Esta cifra, de acordo com dados da organização Tusk, sediada em Londres, representa uma contribuição anual para o Produto Interno Bruto (PIB) de cerca 8,5 por cento, em virtude de pelo menos um terço dos turistas visitarem a região da África Subsaariana, atraídos pela deslumbrante biodiversidade e a vida selvagem.
Com efeito, mais de 60 por cento do PIB do continente depende da natureza.

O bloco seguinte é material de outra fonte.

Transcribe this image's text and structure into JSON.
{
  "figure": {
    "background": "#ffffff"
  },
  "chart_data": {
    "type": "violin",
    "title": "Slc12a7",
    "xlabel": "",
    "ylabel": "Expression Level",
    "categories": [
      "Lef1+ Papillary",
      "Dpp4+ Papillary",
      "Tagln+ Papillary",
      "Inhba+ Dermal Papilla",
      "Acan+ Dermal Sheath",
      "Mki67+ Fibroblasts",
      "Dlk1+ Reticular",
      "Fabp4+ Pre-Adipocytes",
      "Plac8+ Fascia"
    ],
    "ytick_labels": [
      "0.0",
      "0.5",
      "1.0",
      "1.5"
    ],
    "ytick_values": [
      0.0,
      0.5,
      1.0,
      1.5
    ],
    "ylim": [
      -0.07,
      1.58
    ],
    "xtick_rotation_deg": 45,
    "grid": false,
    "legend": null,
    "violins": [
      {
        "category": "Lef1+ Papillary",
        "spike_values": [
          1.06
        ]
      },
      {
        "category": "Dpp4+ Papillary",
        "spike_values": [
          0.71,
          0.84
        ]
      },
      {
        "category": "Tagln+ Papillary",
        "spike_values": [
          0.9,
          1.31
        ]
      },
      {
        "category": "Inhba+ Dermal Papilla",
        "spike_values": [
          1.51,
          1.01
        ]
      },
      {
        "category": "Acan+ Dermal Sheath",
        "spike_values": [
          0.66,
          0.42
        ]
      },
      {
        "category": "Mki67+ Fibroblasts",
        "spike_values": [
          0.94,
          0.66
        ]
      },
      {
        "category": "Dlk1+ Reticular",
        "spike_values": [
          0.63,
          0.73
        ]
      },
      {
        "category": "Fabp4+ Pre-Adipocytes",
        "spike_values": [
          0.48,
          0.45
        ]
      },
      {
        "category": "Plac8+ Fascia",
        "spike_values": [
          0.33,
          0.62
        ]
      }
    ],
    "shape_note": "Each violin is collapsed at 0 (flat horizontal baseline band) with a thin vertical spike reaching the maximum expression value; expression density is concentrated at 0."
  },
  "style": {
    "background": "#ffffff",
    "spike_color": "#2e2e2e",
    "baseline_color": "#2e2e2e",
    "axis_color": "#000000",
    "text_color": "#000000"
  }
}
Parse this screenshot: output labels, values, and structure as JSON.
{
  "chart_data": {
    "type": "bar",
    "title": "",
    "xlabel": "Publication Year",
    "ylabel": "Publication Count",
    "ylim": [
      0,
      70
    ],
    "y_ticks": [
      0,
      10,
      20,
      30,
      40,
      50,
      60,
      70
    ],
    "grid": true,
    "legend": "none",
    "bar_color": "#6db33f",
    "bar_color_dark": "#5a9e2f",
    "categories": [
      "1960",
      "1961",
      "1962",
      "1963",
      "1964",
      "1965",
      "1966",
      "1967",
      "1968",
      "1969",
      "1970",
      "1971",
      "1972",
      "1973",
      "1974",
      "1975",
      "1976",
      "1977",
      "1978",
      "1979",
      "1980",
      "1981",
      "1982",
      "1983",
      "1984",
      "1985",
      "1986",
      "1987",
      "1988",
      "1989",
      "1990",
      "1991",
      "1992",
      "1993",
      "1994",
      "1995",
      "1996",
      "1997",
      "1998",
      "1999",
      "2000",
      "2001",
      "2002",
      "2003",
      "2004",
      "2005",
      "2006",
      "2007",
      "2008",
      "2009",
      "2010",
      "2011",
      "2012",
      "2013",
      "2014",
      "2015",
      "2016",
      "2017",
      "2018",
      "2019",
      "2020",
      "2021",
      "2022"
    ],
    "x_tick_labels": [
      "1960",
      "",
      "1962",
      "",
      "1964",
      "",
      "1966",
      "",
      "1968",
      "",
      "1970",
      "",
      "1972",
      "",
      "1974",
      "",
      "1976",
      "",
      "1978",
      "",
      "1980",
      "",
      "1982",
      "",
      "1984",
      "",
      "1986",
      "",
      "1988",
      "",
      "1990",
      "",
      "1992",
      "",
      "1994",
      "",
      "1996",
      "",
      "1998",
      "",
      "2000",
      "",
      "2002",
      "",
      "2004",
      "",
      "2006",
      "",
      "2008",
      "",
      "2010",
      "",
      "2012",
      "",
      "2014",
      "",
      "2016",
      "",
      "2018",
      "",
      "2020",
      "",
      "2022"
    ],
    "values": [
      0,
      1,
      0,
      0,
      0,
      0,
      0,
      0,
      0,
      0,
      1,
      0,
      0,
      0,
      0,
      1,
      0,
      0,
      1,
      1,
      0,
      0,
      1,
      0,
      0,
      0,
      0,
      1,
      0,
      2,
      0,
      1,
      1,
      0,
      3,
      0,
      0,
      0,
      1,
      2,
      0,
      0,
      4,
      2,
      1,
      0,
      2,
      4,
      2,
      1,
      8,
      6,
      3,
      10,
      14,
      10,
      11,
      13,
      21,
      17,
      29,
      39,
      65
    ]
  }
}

A organização salienta que as florestas, pastagens, pântanos e litorais têm estado a contribuir, em grande parte, para o sustento da economia do continente africano.
Acresce que cerca de dois terços da população africana, a sul da região do Sahaara, depende diariamente dos recursos naturais para a alimentação e geração de renda.
Preservação
Esforços com vista a arrecadar receitas para a preservação da vida selvagem, assim como evitar a perda da biodiversidade, têm vindo a ser envidados através daquela organização.
Com o objectivo de dinamizar o papel dos guardas-florestais, bem como dos fiscais da linha da frente, cuja efeméride será assinalada a 31 de Julho corrente, a organização acaba de lançar um desafio para melhorar as condições de trabalho naquela classe de profissionais.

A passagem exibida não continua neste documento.